Hmm… Why do poor people cheat? And what should we do to stop them? Should we raise their taxes? Lower the minimum wage even more so that they have to work twice as many hours per week? Eliminate more jobs by downsizing and outsourcing to third world countries? Prevent them from getting an education by making college costs outrageously expensive so that they lose all hope of ever advancing and creating a better future for themselves? Prevent them from getting health care when they get sick so that they get sicker and just spread disease as their health deteriorates to the point where they become permanently disabled and unable to work anymore?

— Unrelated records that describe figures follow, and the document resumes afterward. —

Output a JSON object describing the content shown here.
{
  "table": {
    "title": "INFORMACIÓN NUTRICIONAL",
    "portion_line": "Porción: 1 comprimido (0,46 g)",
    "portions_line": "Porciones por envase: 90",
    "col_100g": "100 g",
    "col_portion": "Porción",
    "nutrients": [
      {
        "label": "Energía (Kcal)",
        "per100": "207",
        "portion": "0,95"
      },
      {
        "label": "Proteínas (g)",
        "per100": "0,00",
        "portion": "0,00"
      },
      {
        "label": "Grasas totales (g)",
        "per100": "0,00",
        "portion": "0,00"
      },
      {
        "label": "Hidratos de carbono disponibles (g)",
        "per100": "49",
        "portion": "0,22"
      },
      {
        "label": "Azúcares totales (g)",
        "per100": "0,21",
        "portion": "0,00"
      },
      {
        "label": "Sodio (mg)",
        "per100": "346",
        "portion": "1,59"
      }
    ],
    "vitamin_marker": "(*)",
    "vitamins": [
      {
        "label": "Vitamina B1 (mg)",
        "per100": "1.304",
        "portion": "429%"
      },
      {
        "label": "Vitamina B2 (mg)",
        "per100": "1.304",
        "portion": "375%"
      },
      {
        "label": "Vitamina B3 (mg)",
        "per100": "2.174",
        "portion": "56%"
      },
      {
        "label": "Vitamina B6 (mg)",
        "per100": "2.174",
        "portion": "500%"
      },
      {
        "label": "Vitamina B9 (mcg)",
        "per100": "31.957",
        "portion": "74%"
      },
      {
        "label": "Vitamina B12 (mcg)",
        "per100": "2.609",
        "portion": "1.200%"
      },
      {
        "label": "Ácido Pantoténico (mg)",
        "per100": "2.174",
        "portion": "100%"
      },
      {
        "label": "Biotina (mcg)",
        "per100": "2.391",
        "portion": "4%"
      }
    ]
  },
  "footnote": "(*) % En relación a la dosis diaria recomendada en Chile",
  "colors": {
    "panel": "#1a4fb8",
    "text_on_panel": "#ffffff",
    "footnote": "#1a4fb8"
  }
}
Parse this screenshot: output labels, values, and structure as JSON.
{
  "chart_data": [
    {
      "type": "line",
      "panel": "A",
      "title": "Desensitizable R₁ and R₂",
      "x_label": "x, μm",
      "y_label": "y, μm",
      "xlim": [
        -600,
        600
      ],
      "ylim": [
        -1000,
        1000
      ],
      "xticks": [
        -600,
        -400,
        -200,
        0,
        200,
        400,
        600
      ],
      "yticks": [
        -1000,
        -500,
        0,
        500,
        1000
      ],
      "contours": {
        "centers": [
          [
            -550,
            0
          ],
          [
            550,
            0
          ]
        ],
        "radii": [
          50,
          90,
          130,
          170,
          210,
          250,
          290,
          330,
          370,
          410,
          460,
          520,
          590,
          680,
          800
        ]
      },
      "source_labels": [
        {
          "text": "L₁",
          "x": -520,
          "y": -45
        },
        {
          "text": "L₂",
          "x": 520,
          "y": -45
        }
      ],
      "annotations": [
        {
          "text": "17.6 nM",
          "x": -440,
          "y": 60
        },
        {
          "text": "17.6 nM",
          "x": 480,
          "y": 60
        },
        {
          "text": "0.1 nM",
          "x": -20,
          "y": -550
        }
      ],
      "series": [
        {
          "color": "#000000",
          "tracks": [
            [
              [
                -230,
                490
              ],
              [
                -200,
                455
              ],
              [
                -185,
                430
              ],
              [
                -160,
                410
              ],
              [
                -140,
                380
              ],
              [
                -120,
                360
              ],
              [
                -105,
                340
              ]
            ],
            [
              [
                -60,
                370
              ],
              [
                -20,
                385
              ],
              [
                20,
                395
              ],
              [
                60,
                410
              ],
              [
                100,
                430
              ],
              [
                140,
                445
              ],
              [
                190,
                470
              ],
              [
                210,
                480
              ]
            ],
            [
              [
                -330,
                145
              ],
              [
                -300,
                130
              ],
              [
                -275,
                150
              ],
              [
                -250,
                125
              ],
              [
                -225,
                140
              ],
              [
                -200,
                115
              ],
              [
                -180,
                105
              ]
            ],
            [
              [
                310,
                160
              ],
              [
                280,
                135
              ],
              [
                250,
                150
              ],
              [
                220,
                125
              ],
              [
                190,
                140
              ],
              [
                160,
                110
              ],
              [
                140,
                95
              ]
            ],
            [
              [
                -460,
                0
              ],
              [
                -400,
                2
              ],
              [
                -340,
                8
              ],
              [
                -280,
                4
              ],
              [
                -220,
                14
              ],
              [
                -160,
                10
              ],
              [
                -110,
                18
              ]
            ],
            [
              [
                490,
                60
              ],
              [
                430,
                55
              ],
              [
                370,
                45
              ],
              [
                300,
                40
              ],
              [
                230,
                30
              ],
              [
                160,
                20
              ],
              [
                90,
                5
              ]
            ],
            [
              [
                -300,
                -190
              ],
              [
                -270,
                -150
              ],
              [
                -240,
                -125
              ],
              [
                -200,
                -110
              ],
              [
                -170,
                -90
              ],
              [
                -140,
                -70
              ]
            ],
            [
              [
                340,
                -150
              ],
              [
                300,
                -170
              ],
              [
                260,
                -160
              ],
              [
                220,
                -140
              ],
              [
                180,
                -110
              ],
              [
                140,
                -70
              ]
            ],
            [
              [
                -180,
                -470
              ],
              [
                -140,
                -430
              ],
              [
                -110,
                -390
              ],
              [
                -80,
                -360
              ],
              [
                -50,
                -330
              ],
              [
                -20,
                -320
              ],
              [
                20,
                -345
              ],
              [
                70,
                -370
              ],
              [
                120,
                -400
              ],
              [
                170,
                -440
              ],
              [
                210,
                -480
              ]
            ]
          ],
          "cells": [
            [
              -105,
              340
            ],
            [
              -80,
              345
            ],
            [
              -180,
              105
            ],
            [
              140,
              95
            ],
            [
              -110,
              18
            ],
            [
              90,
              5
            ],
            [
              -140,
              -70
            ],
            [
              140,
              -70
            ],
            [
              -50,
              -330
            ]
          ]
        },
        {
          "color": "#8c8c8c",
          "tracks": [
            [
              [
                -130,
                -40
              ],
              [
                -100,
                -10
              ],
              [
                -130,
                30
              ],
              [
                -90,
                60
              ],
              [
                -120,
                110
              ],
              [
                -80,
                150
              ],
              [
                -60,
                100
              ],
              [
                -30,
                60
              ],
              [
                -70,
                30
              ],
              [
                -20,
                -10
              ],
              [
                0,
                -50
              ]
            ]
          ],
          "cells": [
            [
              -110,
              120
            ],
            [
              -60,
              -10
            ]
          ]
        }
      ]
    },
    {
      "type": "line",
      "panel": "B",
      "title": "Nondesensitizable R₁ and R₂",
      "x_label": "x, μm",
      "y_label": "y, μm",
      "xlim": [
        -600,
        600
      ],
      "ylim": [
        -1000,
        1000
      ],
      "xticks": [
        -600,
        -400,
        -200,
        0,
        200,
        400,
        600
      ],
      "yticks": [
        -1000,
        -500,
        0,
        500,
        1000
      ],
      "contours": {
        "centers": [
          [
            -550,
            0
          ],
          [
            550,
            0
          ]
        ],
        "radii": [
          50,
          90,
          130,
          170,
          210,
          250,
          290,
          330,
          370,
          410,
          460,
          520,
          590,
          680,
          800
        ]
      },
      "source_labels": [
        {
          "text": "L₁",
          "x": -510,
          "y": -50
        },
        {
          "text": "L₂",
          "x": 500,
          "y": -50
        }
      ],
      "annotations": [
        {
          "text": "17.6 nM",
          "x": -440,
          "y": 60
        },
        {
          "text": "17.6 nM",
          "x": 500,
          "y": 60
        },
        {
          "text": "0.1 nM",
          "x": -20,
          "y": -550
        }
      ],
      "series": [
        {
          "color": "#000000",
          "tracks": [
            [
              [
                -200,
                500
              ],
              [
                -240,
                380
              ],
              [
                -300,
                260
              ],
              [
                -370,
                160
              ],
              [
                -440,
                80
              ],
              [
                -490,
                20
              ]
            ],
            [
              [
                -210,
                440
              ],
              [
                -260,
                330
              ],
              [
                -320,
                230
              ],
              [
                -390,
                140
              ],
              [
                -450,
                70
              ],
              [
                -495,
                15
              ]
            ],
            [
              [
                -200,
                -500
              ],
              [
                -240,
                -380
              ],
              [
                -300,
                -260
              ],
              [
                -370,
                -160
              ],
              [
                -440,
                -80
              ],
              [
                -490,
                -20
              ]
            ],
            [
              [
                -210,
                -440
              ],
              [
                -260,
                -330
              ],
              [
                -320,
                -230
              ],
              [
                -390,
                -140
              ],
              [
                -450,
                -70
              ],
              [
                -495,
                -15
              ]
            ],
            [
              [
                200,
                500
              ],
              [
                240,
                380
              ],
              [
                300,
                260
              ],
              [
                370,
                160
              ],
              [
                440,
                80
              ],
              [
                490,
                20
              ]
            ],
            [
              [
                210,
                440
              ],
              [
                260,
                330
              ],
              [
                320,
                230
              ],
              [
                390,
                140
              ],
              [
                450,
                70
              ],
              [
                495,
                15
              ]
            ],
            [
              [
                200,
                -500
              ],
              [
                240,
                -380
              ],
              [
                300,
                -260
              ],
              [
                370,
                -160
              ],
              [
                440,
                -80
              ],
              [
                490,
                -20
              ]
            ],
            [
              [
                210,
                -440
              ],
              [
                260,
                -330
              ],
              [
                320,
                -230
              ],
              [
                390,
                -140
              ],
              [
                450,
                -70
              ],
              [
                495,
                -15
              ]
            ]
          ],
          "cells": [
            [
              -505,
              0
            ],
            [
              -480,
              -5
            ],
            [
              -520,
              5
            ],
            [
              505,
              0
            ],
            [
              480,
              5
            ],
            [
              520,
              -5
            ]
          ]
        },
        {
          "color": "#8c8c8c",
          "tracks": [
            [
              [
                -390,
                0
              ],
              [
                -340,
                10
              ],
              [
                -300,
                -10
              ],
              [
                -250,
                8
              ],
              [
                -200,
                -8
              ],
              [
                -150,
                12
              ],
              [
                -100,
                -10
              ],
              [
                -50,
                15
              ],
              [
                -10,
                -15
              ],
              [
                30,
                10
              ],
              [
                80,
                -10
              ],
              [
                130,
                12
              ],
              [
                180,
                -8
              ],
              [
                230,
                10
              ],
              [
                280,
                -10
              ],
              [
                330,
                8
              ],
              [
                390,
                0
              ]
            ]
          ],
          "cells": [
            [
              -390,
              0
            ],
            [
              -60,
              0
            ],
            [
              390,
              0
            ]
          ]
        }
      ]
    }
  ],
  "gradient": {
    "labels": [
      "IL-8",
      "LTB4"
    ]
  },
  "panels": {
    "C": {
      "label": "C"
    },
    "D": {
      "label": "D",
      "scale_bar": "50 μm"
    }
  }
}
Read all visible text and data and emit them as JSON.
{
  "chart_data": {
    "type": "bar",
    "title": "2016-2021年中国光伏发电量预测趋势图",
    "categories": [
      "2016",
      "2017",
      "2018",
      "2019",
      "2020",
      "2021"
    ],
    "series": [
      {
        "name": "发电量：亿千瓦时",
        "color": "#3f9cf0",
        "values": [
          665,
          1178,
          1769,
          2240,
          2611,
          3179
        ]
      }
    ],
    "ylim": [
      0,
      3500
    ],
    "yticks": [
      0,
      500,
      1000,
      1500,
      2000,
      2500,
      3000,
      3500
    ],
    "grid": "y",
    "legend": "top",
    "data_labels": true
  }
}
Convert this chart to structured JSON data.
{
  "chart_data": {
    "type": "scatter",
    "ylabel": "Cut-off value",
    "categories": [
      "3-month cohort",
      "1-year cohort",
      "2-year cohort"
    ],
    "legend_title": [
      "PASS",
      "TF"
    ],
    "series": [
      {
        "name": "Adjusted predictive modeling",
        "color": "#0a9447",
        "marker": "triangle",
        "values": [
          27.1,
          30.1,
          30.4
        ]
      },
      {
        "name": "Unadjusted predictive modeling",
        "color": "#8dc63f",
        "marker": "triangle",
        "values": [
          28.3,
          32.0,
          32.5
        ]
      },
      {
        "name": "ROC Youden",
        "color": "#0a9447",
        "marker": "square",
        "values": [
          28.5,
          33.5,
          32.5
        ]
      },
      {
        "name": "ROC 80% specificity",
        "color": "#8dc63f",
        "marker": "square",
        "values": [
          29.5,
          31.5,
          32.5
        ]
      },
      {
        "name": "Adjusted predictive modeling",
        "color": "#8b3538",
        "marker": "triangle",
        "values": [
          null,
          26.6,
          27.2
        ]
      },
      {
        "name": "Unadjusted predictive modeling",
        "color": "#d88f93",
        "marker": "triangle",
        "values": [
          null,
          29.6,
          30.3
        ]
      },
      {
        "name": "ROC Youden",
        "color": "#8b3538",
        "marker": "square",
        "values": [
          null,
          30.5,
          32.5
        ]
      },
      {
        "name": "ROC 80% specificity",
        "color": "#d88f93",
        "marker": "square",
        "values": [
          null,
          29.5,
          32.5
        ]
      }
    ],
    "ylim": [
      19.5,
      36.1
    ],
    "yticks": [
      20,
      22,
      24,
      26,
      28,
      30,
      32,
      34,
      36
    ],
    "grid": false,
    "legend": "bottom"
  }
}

No, that’s already been done. Yet the poor continue to ask for our help. Some of them are continuing to get married and have children too, and they’re expecting us to help them do that. Many of these poor children are disabled by the age of five and already collecting social security checks as a result of the rampant pollution in poor neighborhoods as well as the malnutrition they suffer from years of eating processed or stale food their parents can barely afford to serve them. Yet the poor want to continue to live their lives at our expense! So what can we do to stop poor people from cheating?
I suppose the question is timeless, from the days when a homeless man named Jesus walked the earth in sandals preaching that we should not be attached to money and material things, that those “who have not sinned should cast the first stone,” that the “meek shall inherit the earth,” and that it is harder for a rich man to go to heaven than it is to “stick a camel through the eye of a needle,” to our current era when we spend thousands of dollars on things we don’t need, complain our houses and cars aren’t big enough yet worry about giving a dollar to a homeless person.